Thanks to the woman Emiliano calls “foster grandmother,” Reynaldo ended up attending the University of Minnesota, where, in Latin club, he soon met Marta Stiefel, an Argentinian who had been sent to the U.S. to be trained to help treat people afflicted by a polio outbreak in her country. 

“The reason I’m here is a series of crazy circumstances,” Ayala said.

After Reynaldo earned his doctorate, the family settled in Calexico, but Emiliano and his siblings hardly had a traditional upbringing. Rather, their parents espoused what he describes as a “disruptive” education. Every few years, the kids would be pulled out of school as the family moved to another state or even country. One time, it was Arizona. Another time, it was Colombia. Multiple times, it was their mother’s native Argentina.

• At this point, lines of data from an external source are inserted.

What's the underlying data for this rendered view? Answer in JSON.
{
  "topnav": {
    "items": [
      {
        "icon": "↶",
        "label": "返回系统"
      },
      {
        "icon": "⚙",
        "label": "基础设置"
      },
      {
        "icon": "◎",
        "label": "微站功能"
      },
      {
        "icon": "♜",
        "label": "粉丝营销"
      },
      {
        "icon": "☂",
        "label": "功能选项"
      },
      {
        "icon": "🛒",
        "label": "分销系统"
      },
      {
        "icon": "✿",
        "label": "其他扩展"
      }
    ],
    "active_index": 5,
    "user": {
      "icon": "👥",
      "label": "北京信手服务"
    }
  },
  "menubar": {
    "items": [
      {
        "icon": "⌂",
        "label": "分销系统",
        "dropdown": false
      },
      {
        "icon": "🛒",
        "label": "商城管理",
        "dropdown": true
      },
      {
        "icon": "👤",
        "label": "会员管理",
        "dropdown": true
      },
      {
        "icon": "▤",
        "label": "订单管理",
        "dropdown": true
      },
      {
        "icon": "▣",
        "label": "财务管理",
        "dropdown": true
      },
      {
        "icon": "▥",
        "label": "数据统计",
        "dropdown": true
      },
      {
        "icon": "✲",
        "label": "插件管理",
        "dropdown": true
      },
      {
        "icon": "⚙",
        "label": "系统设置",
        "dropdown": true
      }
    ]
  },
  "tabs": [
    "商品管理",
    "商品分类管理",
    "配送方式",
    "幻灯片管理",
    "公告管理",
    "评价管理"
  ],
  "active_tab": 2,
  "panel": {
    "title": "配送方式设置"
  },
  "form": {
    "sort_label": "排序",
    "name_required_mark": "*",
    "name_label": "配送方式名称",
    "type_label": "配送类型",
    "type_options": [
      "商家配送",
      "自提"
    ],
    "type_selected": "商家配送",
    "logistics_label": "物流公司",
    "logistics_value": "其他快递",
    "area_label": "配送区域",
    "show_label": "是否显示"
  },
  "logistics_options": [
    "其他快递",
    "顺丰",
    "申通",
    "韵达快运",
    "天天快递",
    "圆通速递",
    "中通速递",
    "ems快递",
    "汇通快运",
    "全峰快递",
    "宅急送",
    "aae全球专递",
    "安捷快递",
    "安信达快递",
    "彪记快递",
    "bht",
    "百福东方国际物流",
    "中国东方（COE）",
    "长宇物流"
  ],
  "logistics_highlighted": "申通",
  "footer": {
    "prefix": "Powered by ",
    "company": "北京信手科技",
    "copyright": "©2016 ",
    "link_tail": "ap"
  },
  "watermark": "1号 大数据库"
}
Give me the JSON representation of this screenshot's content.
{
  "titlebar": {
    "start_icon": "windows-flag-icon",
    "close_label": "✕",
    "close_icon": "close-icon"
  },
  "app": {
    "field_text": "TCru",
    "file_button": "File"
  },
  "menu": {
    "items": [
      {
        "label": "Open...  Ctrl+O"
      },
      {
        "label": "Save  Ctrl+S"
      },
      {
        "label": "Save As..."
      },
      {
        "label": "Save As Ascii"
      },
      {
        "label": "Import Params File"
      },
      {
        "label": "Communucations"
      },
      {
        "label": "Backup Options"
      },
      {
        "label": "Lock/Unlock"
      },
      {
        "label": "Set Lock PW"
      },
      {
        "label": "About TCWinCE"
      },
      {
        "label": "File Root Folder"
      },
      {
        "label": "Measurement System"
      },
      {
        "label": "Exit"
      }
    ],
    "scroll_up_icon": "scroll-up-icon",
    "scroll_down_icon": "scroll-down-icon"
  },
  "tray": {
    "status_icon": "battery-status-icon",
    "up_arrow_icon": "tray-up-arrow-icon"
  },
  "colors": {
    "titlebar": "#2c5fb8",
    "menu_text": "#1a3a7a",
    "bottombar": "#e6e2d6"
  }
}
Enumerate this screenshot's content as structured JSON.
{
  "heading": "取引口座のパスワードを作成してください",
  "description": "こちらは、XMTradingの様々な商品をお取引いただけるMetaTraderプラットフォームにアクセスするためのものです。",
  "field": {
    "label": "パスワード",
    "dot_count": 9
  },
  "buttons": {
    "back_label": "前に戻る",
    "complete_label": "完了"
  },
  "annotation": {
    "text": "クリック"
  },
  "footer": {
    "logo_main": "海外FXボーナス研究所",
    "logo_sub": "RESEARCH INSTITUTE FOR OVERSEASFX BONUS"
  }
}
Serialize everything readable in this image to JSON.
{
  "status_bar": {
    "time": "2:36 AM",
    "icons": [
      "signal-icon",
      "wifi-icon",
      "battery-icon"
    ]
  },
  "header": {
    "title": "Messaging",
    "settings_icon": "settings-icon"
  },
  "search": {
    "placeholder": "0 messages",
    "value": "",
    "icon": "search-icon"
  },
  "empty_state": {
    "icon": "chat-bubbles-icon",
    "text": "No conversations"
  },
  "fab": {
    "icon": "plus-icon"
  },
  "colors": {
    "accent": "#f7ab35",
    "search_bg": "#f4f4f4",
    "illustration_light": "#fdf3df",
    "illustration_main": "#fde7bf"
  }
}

The most exotic – or crazy, depending on your perspective – instance came when Emiliano was a sophomore in high school in 1979. With his father on sabbatical from teaching, the family sold its house in Calexico, sold its cars, bought an RV, and drove to visit Irene Westling in Minnesota. That was the starting point of a six-month odyssey in which the Ayalas drove the length of the Pan-American Highway, from near the Canadian border to the tip of South America – visiting every country in between.

“It was incredible,” Ayala said. “The experiences I had, the places I saw, the people I met, the food I ate, you don’t see that happening anymore as a family, and it brought us closer together. We have so many stories from that trip.”

Ayala may not have lived in Calexico continuously, but he did have many formative experiences there. He remembers walking to the local 7-Eleven to buy a candy bar after earning 50 cents by doing some chore, and having Border Patrol agents – “Migra,” he called them – cut him off and interrogate him because they thought he had just jumped the fence illegally. He recalls going to a school where there were no students with disabilities because they were bused to a different city – beginning his lifelong interest in the field of special education.

“That was another life-defining moment for me to say, ‘What the heck, that’s not right. These are people, too,’ ” he said. “That racial discrimination, that targeting that I experienced, it made me want to look out for people with disabilities. You look in my high school yearbook, and under ‘what do you want to be when you grow up,’ it says, ‘high school special ed teacher.’ ”

Ayala indeed followed that path while exceeding his younger self’s ambition; after earning his Ph.D., he took his first professor job at Sonoma State in 2000, training teachers to work in special education. As his star rose at the university, he started to think about making the transition into administration, which prompted his move to Humboldt State as an associate dean in 2012.

By this time, both of his daughters were out of the house, with Nastassia at Chico State and Giselle starting her freshman year at Cal Poly San Luis Obispo. But in April 2013, tragedy struck. Giselle died after falling from a cliff near Santa Barbara during an annual spring break party.

“We had friends over at our house in Santa Rosa,” Ayala recalled. “There was a knock at the door; it was a police officer and a clergy standing there. It felt like something out of a movie. Immediately I thought, ‘What did Nastassia do?’ She’s the wild child, the risk-taker of the family. When they said Giselle had passed away, our world flipped. Nothing could ever change how you see the world again.”

Reeling from the loss, Ayala left his job at Humboldt State and returned to the comfort of his faculty position at Sonoma State. He came back a humbler, less self-important man.

“Before Giselle passed away, part of wanting to be an administrator in higher education was ego-driven,” he said. “Now as I look at it, the ego piece is gone. I don’t need to be right all the time. It doesn’t need to be all about me. It’s about our success, and our success is ultimately about how well our students are doing.”

Five years later, Ayala is again in an administrative role, advocating for students above all else. And though he’s on a new campus, he remains CSU through and through.